Некоторые из высказываний автора весьма афористичны: «…Если разделять умерших, то никогда не примиришься с живыми» (с. 104), «Величие политика измеряется его человечностью, а не его властью» (с. 153). В принципе, далеко не все афоризмы и крылатые слова на самом деле являются научными истинами, и не очень правильно рассматривать их как математические аксиомы. Но за этими словами Михиго очевидно стоят гуманистические убеждения, которые не всегда побеждают, но без которых мир был бы еще хуже.

«В хоре, состоявшем не только из осужденных за геноцид, но и из выживших в геноциде, не было ни хуту, ни тутси, во всяком случае, я убежден, что это действительно так; мы были людьми, претерпевавшими одну муку, которые больше не обвиняли друг друга, но делили между собой одну надежду» (с. 170). Хотелось бы, чтобы ситуация, описанная в данном фрагменте, распространялась не только на тюремный хор в Кигали, но и на всю Руанду, а, в принципе, и на многие другие страны и регионы. У всех есть за что просить прощения и простить: если у каких-то стран объективно не существует причин просить прощения, например, за годы работорговли и рабовладения, это не означает, что у них нет своих темных пятен в истории.

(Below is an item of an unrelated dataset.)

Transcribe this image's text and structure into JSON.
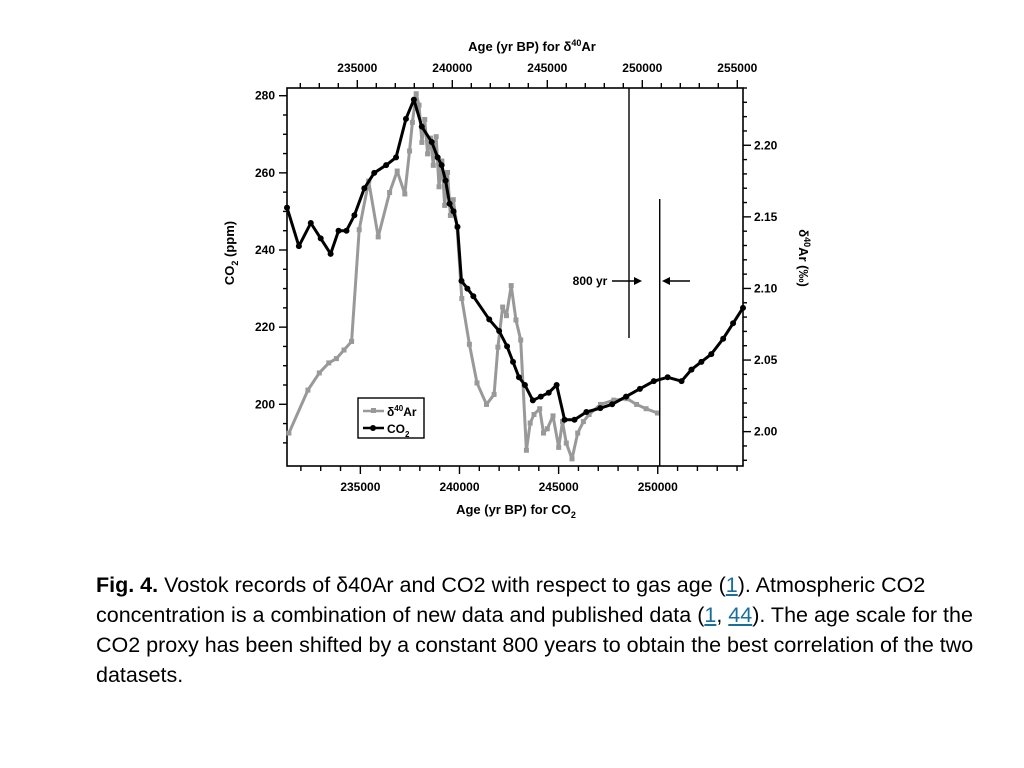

Закончить свой комментарий я бы также хотел словами Кизито Михого, и, как я уже писал выше, все, сказанное им, может относиться не только к Руанде, но и ко всем странам, где существуют проблемы, а поскольку проблемы (хоть и разной степени остроты) есть везде, то просто ко всем странам:

«Я надеюсь всем сердцем, что однажды Руанда станет правовым государством, и журналистские расследования будут проводиться без противодействия, без угроз, без цензуры и без преследований. Где неправительственные организации будут работать без желания понравиться властям. Где активисты по защите прав человека и других прав будут работать без страха быть преследуемыми, без угроз, запугивания и объявления их врагами страны. Где свобода выражения гарантирована, где певец может критиковать правительство и может выражать свое мнение без страха быть похищенным, убитым или заключенным в тюрьму. Страна, где демонстрации против правительства – это фундаментальное право. Я надеюсь, что Руанда станет тем местом, где каждый гражданин будет знать, что человеческая жизнь – это самое священное на свете» (с. 212–213).

А. Ю. Желтов,
Зав. кафедрой африканистики СПбГУ,
доктор филологических наук
Об этой книге

Эта книга – подвиг. Не только ее автора, Кизито Михиго, писавшего ее в тюрьме и передававшего по кускам на волю самыми невероятными путями, но и Рене Мугензи, сподвигшего автора на создание этой книги и собравшего текст воедино.

Автор – руандийский интеллигент, музыкант и поэт, культурный деятель, широко известный в Руанде. Родившись в семье тутси, в возрасте 13 лет он стал свидетелем ужасов геноцида, и всю свою короткую жизнь – он погиб в неполные 40 лет – он посвятил борьбе с его последствиями.